- O Estado de S.Paulo
Se estamos patinando numa questão simples, a defesa da democracia, que futuro nos aguarda?
Se é verdade que a democracia brasileira está à beira da morte, precisamos saber quem a está matando e quem, em tese, poderá salvá-la.
Ninguém em sã consciência suporá que a democracia esteja morrendo de morte morrida, sob o efeito de algum fator genérico, ou por causa das queimadas na Amazônia. Democracia é um sistema político, um conjunto de instituições dirigidas por elites investidas em funções de autoridade. Ou seja, por seres de carne e osso. Mesmo uma crise econômica prolongada só lhe é fatal se as referidas elites, ou parte delas, em conluio ou não com grupos situados fora do Estado, conspirarem para liquidá-la. Outra hipótese seria se uma contraelite, vale dizer, um movimento social de grande porte – por definição, desprovido da legitimidade estatal, mas decidido e armado –, quisesse pô-la abaixo.

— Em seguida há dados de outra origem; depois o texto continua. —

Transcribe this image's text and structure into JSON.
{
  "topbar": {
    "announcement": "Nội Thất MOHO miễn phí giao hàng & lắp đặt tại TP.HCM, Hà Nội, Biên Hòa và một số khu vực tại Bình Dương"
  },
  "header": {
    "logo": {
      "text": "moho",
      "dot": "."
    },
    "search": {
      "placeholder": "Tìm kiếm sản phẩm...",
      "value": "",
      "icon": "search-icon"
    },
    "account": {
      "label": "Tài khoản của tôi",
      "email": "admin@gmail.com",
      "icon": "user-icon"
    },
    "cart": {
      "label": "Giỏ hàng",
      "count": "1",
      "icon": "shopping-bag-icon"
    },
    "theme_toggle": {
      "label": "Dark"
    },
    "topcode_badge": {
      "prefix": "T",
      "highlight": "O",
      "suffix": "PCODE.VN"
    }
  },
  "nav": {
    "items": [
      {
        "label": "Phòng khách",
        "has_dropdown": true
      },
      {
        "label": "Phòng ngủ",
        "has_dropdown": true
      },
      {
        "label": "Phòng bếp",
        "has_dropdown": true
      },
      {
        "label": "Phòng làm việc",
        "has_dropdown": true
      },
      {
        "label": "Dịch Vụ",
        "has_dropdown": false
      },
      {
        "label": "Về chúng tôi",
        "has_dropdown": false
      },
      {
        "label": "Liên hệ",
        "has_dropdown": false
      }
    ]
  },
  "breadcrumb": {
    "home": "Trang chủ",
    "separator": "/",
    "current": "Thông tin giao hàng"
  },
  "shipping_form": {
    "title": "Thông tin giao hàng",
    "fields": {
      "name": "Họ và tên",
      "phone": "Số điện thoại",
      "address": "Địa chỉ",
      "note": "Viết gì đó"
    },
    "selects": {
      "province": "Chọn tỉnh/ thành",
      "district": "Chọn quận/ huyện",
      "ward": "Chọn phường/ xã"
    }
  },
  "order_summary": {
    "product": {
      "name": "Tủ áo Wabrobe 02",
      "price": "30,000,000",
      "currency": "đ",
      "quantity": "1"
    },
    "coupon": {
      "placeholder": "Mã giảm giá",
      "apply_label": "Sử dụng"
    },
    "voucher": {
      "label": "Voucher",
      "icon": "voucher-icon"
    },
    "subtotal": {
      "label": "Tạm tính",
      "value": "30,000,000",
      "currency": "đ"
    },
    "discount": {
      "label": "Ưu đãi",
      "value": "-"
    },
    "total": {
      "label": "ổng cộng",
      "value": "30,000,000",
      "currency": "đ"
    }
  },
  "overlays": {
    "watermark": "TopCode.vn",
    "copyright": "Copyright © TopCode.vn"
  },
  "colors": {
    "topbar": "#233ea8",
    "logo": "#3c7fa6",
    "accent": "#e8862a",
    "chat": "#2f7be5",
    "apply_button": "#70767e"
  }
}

Ora, no Brasil do tsunami causado por Dilma Rousseff e seu fiel escudeiro Guido Mantega, a ação de massas mais contundente foi a de 2013, um protesto contra o custo do transporte humano e contra os gastos com estádios para a Copa do Mundo de 2014. Em seguida vieram manifestações de apoio à Operação Lava Jato, de caráter inteiramente pacífico. Por exclusão, portanto, o potencial assassino da democracia tem de ser procurado entre as elites estatais, vale dizer, entre as autoridades públicas, num dos três Poderes ou na ação (ou inação) conjunta dos três. Penso que esta proposição expressa de maneira exata o sentimento médio da sociedade neste momento.

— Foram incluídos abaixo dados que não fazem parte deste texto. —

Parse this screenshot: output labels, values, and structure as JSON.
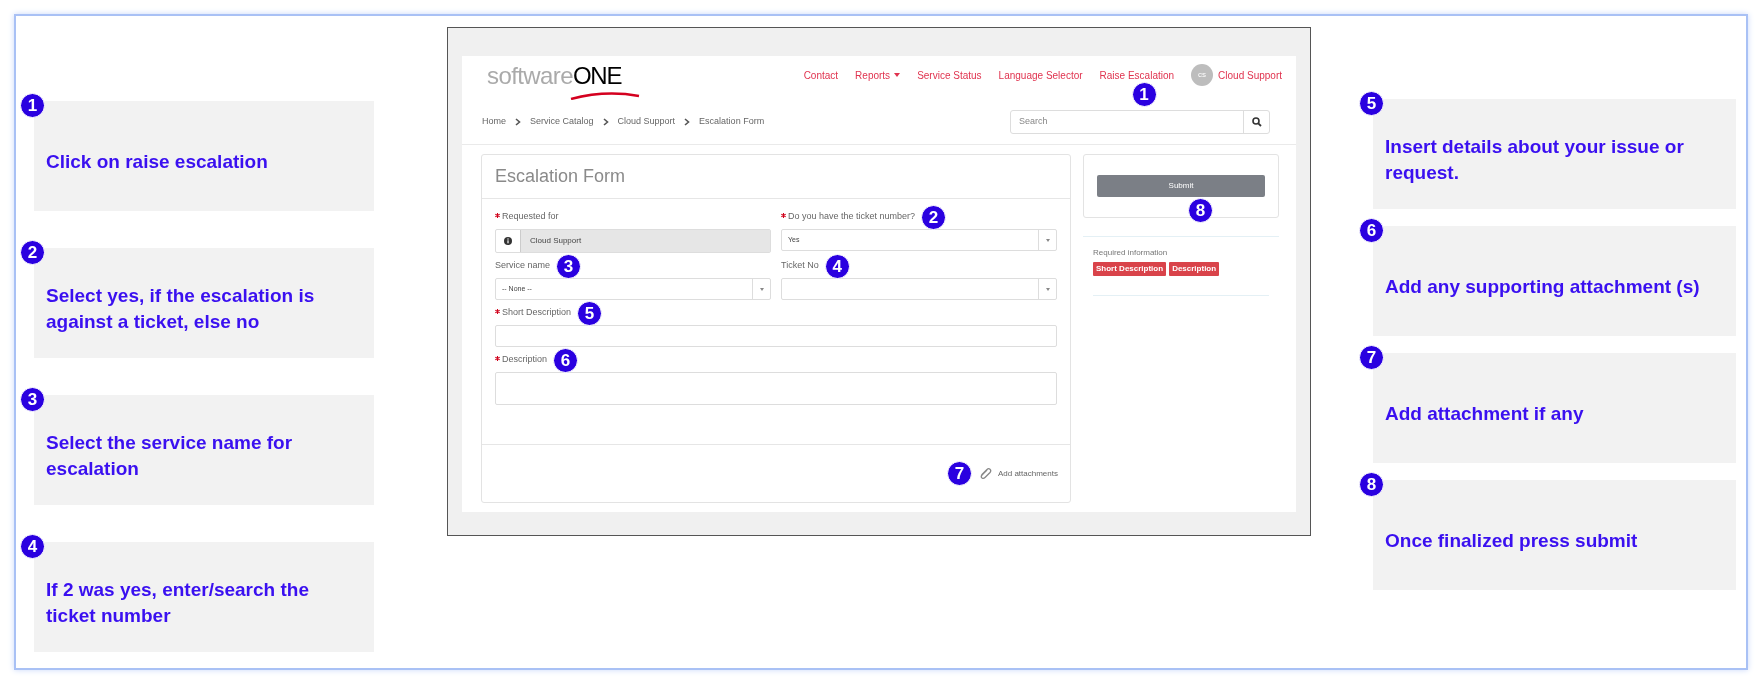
{
  "left_steps": [
    {
      "number": "1",
      "text": "Click on raise escalation"
    },
    {
      "number": "2",
      "text": "Select yes, if the escalation is against a ticket, else no"
    },
    {
      "number": "3",
      "text": "Select the service name for escalation"
    },
    {
      "number": "4",
      "text": "If 2 was yes, enter/search the ticket number"
    }
  ],
  "right_steps": [
    {
      "number": "5",
      "text": "Insert details about your issue or request."
    },
    {
      "number": "6",
      "text": "Add any supporting attachment (s)"
    },
    {
      "number": "7",
      "text": "Add attachment if any"
    },
    {
      "number": "8",
      "text": "Once finalized press submit"
    }
  ],
  "screenshot": {
    "logo": {
      "light": "software",
      "bold": "ONE"
    },
    "nav": [
      {
        "label": "Contact",
        "kind": "link"
      },
      {
        "label": "Reports",
        "kind": "dropdown"
      },
      {
        "label": "Service Status",
        "kind": "link"
      },
      {
        "label": "Language Selector",
        "kind": "link"
      },
      {
        "label": "Raise Escalation",
        "kind": "link",
        "marker": "1"
      }
    ],
    "user": {
      "initials": "cs",
      "name": "Cloud Support"
    },
    "breadcrumbs": [
      "Home",
      "Service Catalog",
      "Cloud Support",
      "Escalation Form"
    ],
    "search": {
      "placeholder": "Search"
    },
    "form": {
      "title": "Escalation Form",
      "rows": [
        [
          {
            "label": "Requested for",
            "required": true,
            "kind": "reference",
            "value": "Cloud Support"
          },
          {
            "label": "Do you have the ticket number?",
            "required": true,
            "kind": "select",
            "value": "Yes",
            "marker": "2"
          }
        ],
        [
          {
            "label": "Service name",
            "required": false,
            "kind": "select",
            "value": "-- None --",
            "marker": "3"
          },
          {
            "label": "Ticket No",
            "required": false,
            "kind": "select",
            "marker": "4"
          }
        ],
        [
          {
            "label": "Short Description",
            "required": true,
            "kind": "text",
            "marker": "5"
          }
        ],
        [
          {
            "label": "Description",
            "required": true,
            "kind": "textarea",
            "marker": "6"
          }
        ]
      ],
      "attachments": {
        "label": "Add attachments",
        "marker": "7"
      }
    },
    "submit": {
      "label": "Submit",
      "marker": "8"
    },
    "required_info": {
      "label": "Required information",
      "tags": [
        "Short Description",
        "Description"
      ]
    }
  }
}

Saudável e robusta, convenhamos, a democracia não está. Mas passar ao extremo oposto e dizer que está moribunda é um patente exagero. O que podemos afirmar sem temor de errar é que ela está vulnerável, muito vulnerável, a desacertos de comportamento entre elites institucionais – o Supremo Tribunal Federal (STF) vem logo à mente. Aqui chegamos à nossa segunda indagação. Se existe uma percepção, mesmo exagerada, de que a democracia está fragilizada e de que uma parcela da elite estatal trabalha contra ela, quem terá ânimo e capacidade de organização para impedir a consumação de tal intento?

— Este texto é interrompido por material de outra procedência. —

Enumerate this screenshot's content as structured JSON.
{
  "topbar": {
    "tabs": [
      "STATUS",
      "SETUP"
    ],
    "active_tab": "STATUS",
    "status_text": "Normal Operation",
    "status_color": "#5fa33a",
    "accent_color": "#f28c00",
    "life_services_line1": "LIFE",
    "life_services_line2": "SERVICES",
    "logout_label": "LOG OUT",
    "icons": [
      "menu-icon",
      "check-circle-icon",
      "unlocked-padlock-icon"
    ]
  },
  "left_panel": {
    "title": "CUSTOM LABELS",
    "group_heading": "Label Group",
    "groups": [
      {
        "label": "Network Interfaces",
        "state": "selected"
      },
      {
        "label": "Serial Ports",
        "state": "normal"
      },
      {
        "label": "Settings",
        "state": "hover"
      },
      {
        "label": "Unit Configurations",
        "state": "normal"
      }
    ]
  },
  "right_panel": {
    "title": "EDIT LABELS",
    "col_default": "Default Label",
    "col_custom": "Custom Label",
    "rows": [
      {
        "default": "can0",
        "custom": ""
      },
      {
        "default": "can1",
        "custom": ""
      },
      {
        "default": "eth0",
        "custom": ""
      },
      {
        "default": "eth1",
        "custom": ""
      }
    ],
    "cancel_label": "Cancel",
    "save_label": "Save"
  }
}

Não creio que se possa esperar muito do que se convencionou chamar de “sociedade civil”. Com o tempo, caímos na real e entendemos que essa expressão, se não é de todo vazia, diz o contrário do que antes imaginávamos. Faz referência à miríade de grupos aferrados à defesa de interesses estreitos – grupos corporativos –, com a agravante de que não temos atualmente partidos políticos capazes de agregar tais interesses e, assim, neutralizar uma parte do poder que caiu sob o controle deles na estrutura do Estado. Sim, porque partidos políticos, numa acepção rigorosa da expressão, são organizações capazes de agregar interesses, transcendendo a força isolada dos grupos corporativos. A Câmara dos Deputados conta hoje com 28 partidos (siglas), nenhum dos quais controla sequer 20% das cadeiras. Nesse sentido, tanto faz dizer que a Câmara conta com 28 ou com nenhum partido, uma vez que aquele conjunto amorfo não é capaz de deter o processo de corporativização do Estado.